Wrote a VHDL testbench stimulus system based on use of Mentor SCL files.

Wrote a reference system simulation in C of signal processing path for DCC, which was used to validate VHDL designs for the device.

Crystal Oscillators Simulation:

Simulated crystal oscillator for use in a Teletext decoder IC.

ADC validation:

Worked on hardware and software to evaluate ADCs used in DCC player silicon

PC Audio:

Performed a study on the creation of a Soundblaster clone device.

1989-1990 Application Engineer: Philips Semiconductors PCAL, New Road, Mitcham.

CT2 Demonstrator:

Responsible for one other engineer: together we designed and built breadboard for a CT2 baseband chip. Worked on 900 MHz RF and IF circuits that interfaced to it.

DECT system study:

Began systems work on a DECT baseband chip, work became part of Philips DECT solution.

Transferred to Southampton to continue in the Systems Laboratories.

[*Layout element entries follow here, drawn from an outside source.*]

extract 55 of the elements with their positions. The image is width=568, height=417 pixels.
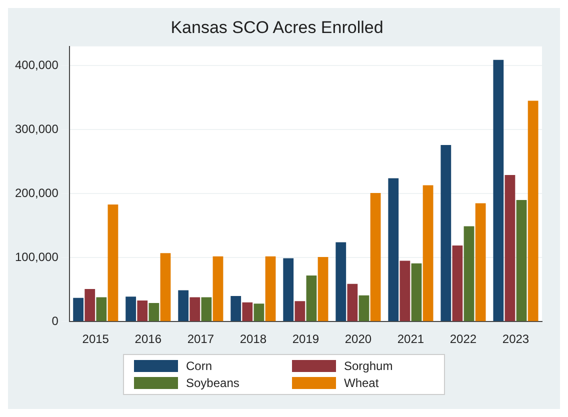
- chart-title: Kansas SCO Acres Enrolled: [170, 18, 384, 37]
- bar: [148, 303, 160, 322]
- x-tick-label: 2023: [502, 332, 530, 346]
- bar: [411, 263, 422, 322]
- bar: [440, 144, 452, 322]
- bar: [96, 297, 107, 322]
- bar: [464, 226, 474, 322]
- x-tick-label: 2017: [187, 332, 214, 346]
- bar: [400, 260, 410, 322]
- x-tick-label: 2018: [240, 332, 267, 346]
- bar: [212, 256, 224, 322]
- x-tick-label: 2020: [344, 332, 372, 346]
- x-tick-label: 2015: [82, 332, 110, 346]
- bar: [242, 302, 253, 322]
- bar: [336, 242, 346, 322]
- bar: [254, 304, 264, 322]
- y-tick-label: 0: [52, 314, 59, 328]
- bar: [178, 290, 189, 322]
- x-tick-label: 2021: [397, 332, 424, 346]
- bar: [230, 296, 242, 322]
- legend-label: Soybeans: [186, 376, 240, 390]
- y-tick-label: 200,000: [14, 186, 59, 200]
- bar: [306, 276, 317, 322]
- bar: [265, 256, 276, 322]
- bar: [283, 258, 294, 322]
- x-tick-label: 2016: [134, 332, 162, 346]
- legend-label: Wheat: [344, 376, 379, 390]
- bar: [73, 298, 84, 322]
- bar: [347, 284, 358, 322]
- bar: [493, 60, 504, 322]
- bar: [358, 295, 370, 322]
- bar: [108, 204, 118, 322]
- bar: [370, 192, 381, 322]
- bar: [528, 100, 538, 322]
- bar: [318, 256, 328, 322]
- legend-label: Corn: [186, 359, 212, 373]
- y-tick-label: 100,000: [14, 250, 59, 264]
- bar: [126, 296, 136, 322]
- bar: [294, 301, 306, 322]
- bar: [84, 288, 96, 322]
- bar: [388, 178, 399, 322]
- bar: [190, 297, 200, 322]
- bar: [160, 253, 171, 322]
- bar: [137, 300, 148, 322]
- bar: [475, 203, 486, 322]
- bar: [452, 245, 463, 322]
- bar: [516, 200, 527, 322]
- y-tick-label: 300,000: [14, 122, 59, 136]
- bar: [504, 175, 516, 322]
- bar: [422, 185, 434, 322]
- y-tick-label: 400,000: [14, 58, 59, 72]
- x-tick-label: 2022: [450, 332, 477, 346]
- bar: [201, 297, 212, 322]
- legend-label: Sorghum: [344, 359, 393, 373]
- x-tick-label: 2019: [292, 332, 320, 346]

1984-1989: Research Scientist: Philips Research Laboratories, Cross Oak Lane, Salfords Surrey

1985-1989 Radio Systems Group: Research scientist/project leader:

TACS Analogue Cellular Radio:

Responsible for one other engineer : researched and implemented efficient (class E and F) RF power amplifiers for TACS Cellular Radio. Compared these with existing production modules.

VHF Private Mobile Radio:

Responsible for one other engineer: Researched and implemented auto antenna tuners for portable VHF PMR handheld transceivers.

GSM Channel modelling :

Project leader of small project near end: simulated Rayleigh and Rician fading models of a Radio channel in Pascal, and TMS 320C10 DSP assembler for real time emulation.

SSB Generator:

Presented research paper at ISCAS 1988 in Helsinki on a low complexity phasing method digital SSB generator derived from channel modelling filters. A patent was later granted (later lapsed).

CRC checker ASIC :

Designed and implemented CRC checker on test chip ASIC.

1984-1985: Telephone Techniques Group: Research Scientist:

Video & Data LAN :

Worked on control software and hardware, using LSTTL and simple twisted pair or coaxial cabling.

Designed and implemented analog equalisers to drive coaxial cable.

Created user interface software written in C running on Z80.

Designed and built a terminal multiplexer to allow the use of a single serial port shared between up to eight users served one at a time.

Worked on a novel transmission scheme for video and data across the LAN for which a patent was granted.

Summer 1983: Laboratory technician Dept of Electronics, Southampton University

Digital IC tester development

Simulated IC tester in Pascal on ICL Perq workstation, and then wrote driver software in BCPL and built interface hardware to move an IC test prober head..

Industrial Training

Philips: Completed courses in C++/SystemC (Doulos), VHDL, C Programming (Philips), Altera QUARTUS/APEX (Esperan), Xilinx for ASIC designers (Arcobel/Xilinx), Project Planning, Marketing and Communication, Time Management, Managing Personal Relationships, Intercultural Awareness.